Indian gold importers are offering a discount of $2 an ounce versus London prices for the first time in almost five months due to market oversupply.
Importers generally charge a premium over London prices but demand in the world’s second-biggest gold consumer is expected to fall sharply this month after shipments surged in the past three months.
“Supply is in excess but demand is very weak because there are no weddings and festivals until mid January. The overall sentiment is weak,” said Prithviraj Kothari, executive director of India Bullion & Jewellers’ Association.
The south Asian country imported 151.6 tonnes of gold in November, up nearly 38 percent from October, as traders bought aggressively expecting curbs on overseas purchases.
But instead of putting in place more restrictions, the government last month surprisingly scrapped the so-called 80:20 rule mandating traders to export a fifth of all imported gold. Traders now have few takers for the gold they bought in November.

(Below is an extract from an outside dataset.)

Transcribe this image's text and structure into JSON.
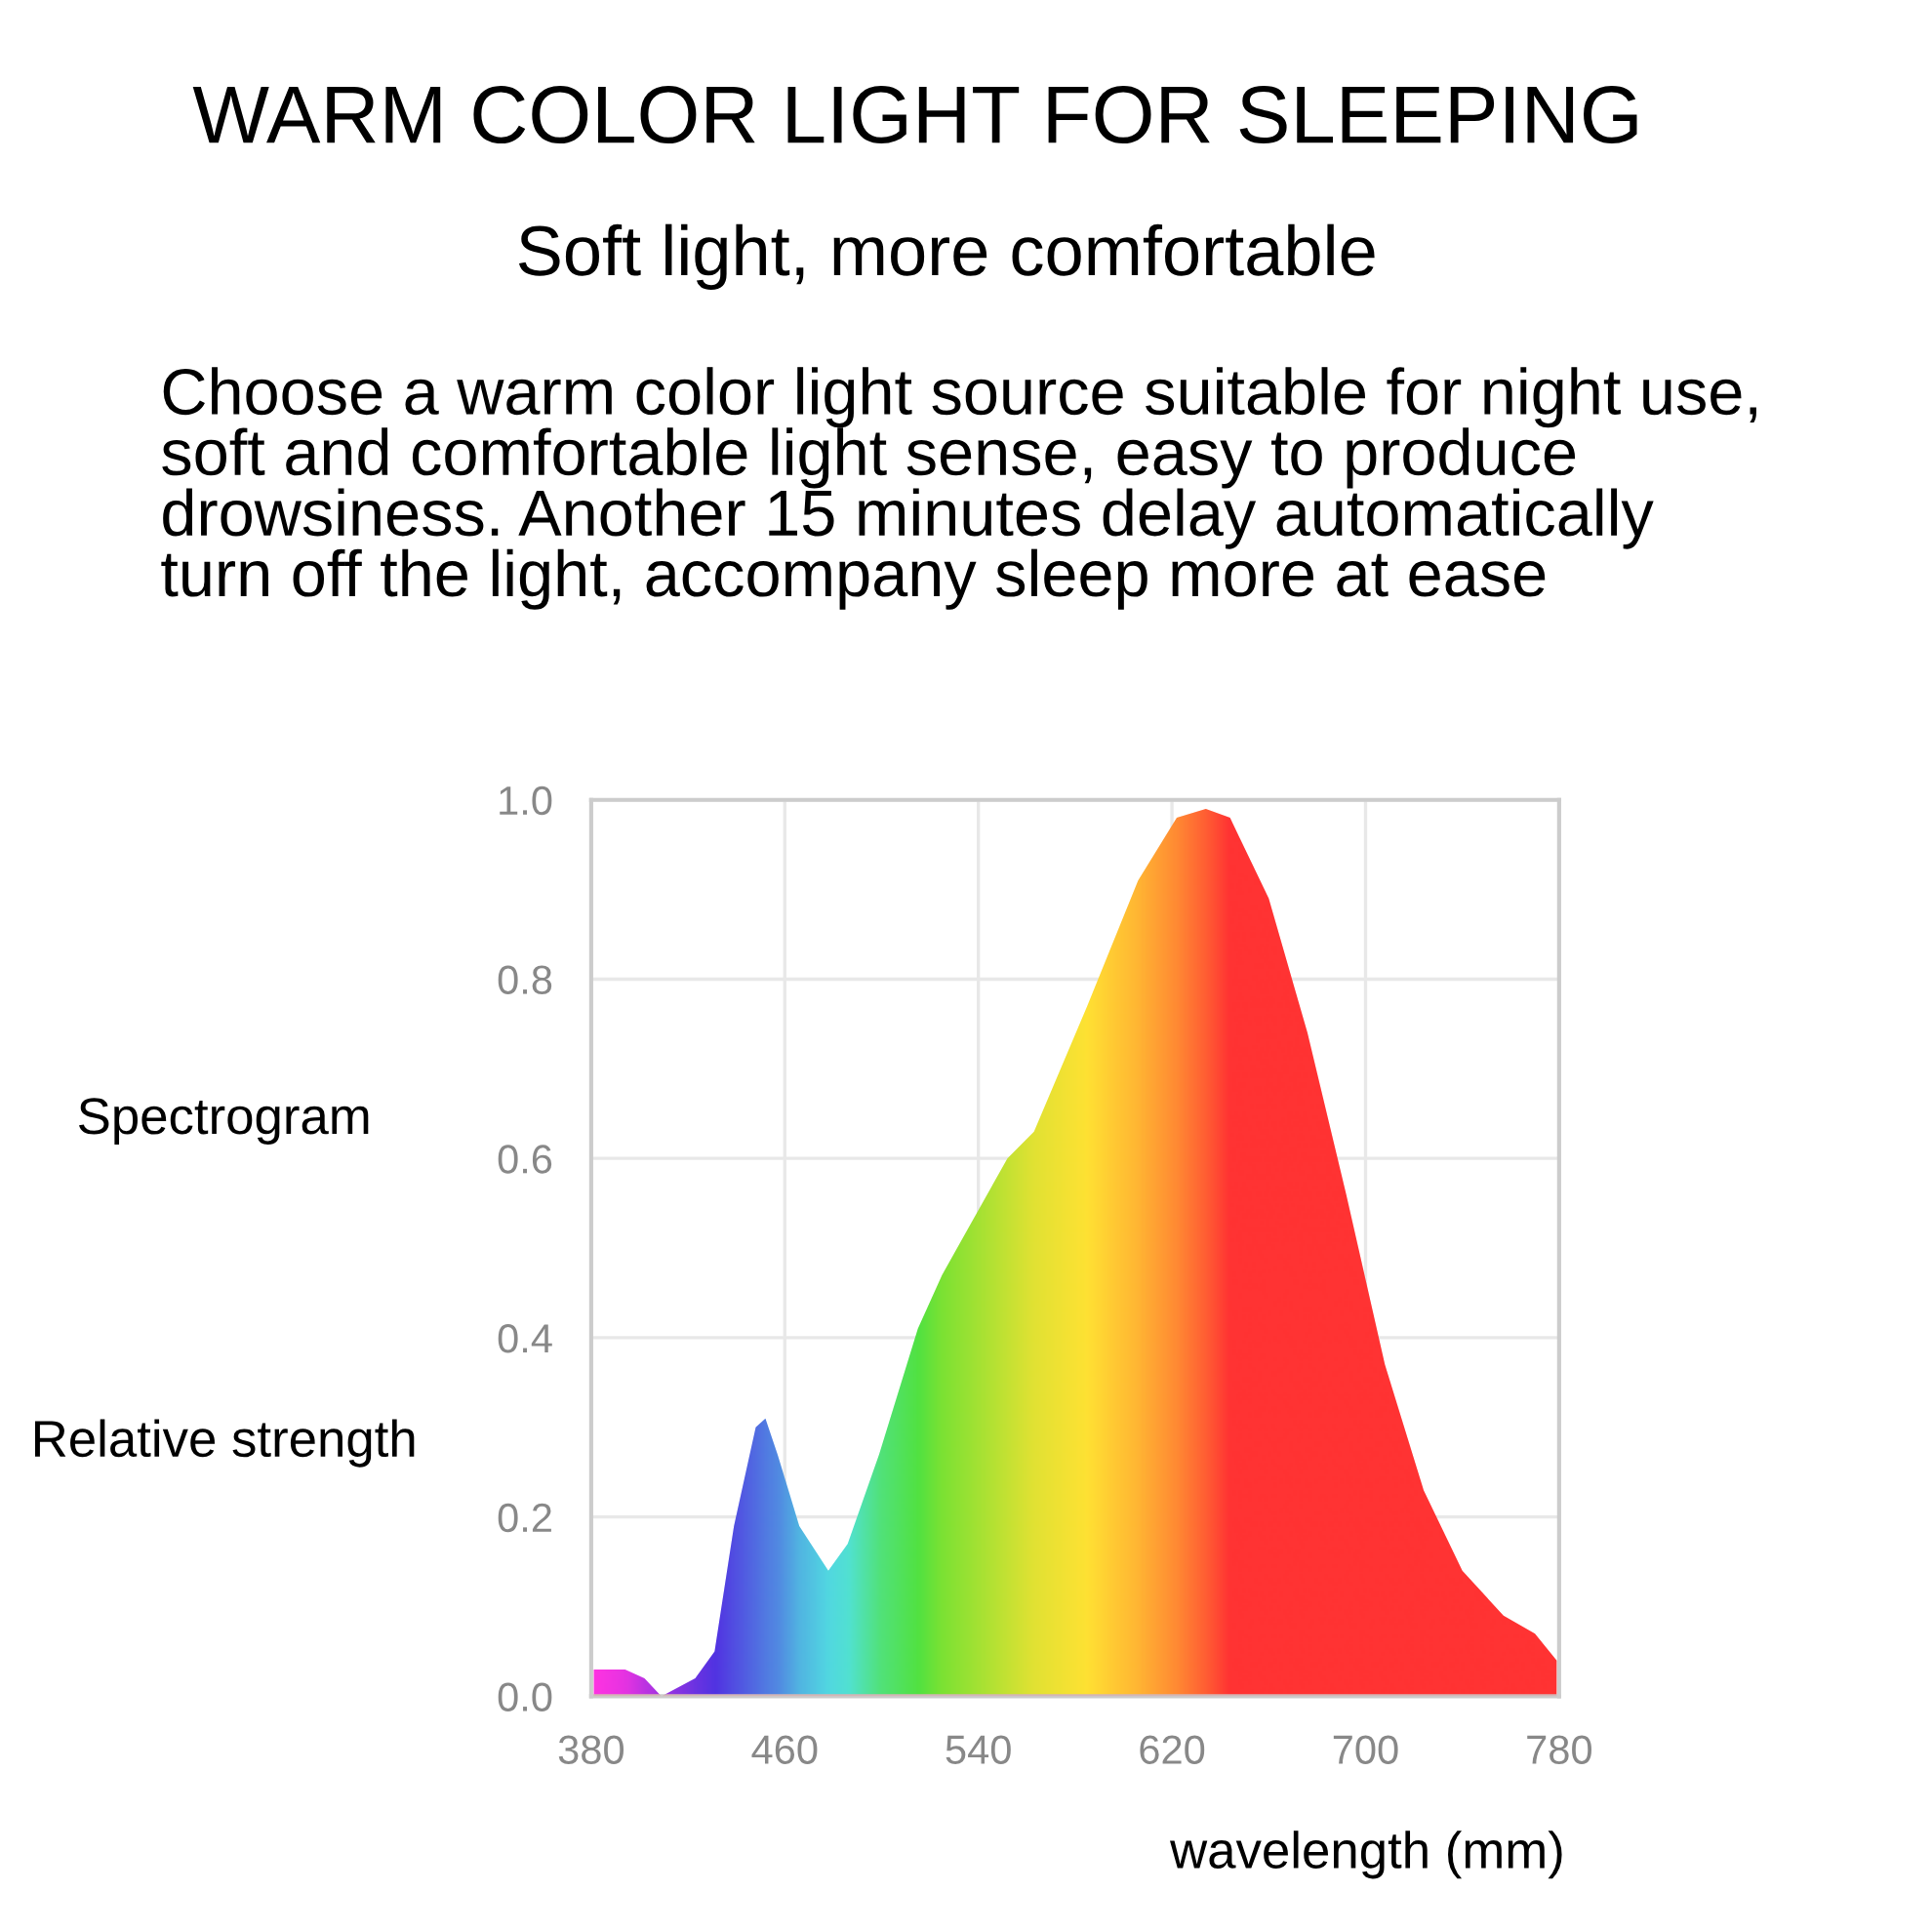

“Trading agencies were expecting curbs on imports and subsequently higher premium in December,” said Daman Prakash Rathod, director with Chennai-based wholesaler MNC Bullion.
“So they imported more than their requirement. They are now struggling to find buyers.”
India last year levied a record import duty of 10 percent on gold and introduced the 80:20 rule after surging trade and current account deficits sparked the worst currency turmoil since the 1998 balance of payment crisis.
India’s gold imports are typically strong in the second half of the year as banks and retailers stock up for weddings and major festivals such as Dhanteras and Diwali, celebrated in October.
“New imports are not happening because of a liquidity crunch and subdued demand,” Kothari said.
Lower gold imports in December will help India bring down the trade deficit which widened to an 18-month high in November.
“In December imports would be around 30-40 tonnes. Trading activity is quite dull now and it will remain so in the next few days,” said a Mumbai-based bank dealer.